Since 1995, Ravenna has also seen the construction of Portage Terrace on Coe Road, which houses between 60 and 70 units, each occupied by three to four tenants. In addition, the Springtree Condominiums on Bryn Mawr Street will likely add another 80 residents and the Bryn Mawr Glen Apartments, a 50-apartment facility for elderly residents, opened in October.
"I don't know how these latest population estimates were derived, but I suspect they are flawed by false assumptions," Miller said. "Nobody consulted us for any data concerning the number of the building permits we've issued."
"We build at least 10 new houses every year on isolated lots throughout the city," Miller added. "It's like ringing a bell."
Erickson echoed Miller's rebuttal.
"I think they're barking up the wrong tree," she said, in reference to the report's conclusions. "Between 1990 and 1995, Ravenna added 301 dwelling units to its residential base. This would add some 840 people to Ravenna's residential base, lifting its total population to 12,900," she said.
Eighteen homes have been razed in Ravenna since 1990, but most of these were unoccupied. In addition, between 50 and 60 apartment units have been closed since 1991, Miller said.
Future growth in Ravenna will be limited by the city's size. Ravenna measures only 4.2 square miles, Miller said. But "nobody ever wanted to make a Cleveland out of Ravenna," he said. "Growth is obviously a catch-22. A city must manage growth to meet its demands for revenue without overextending its capacity. I think we're doing that in Ravenna."
Sylvia Chinn-Levy, an economic development planner with the Northeast Ohio Four County Regional Planning and Development Organization said so far, she has heard complaints from Kent and Hudson, where officials thought their population numbers were too low.
The department has indicated it would revisit the most recent census figures, noting there were some inconsistencies, she said.

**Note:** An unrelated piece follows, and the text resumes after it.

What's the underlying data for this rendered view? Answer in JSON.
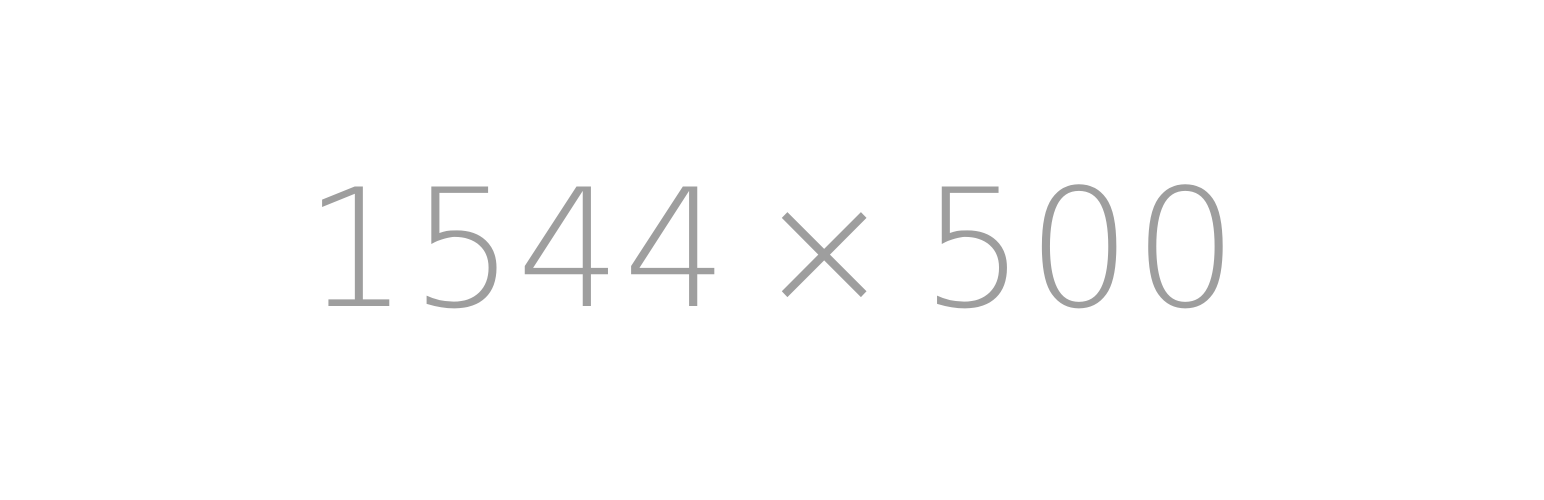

So far, however, the department has stated the inconsistencies dealt with things like townships being named incorrectly.
"I asked them if the gains and losses were also incorrect, but I haven't gotten an answer yet," she said.
NEFCO developed a set of population projections for the region for 1995 through 2020. Those projections predicted that Kent's population would grow to 29,959 by 1995, and Ravenna's population was expected to grow to 12,261. The projections also predicted slightly higher growth rates for Aurora and Streetsboro.
"The census figures seem low, especially when it comes to Kent," she said.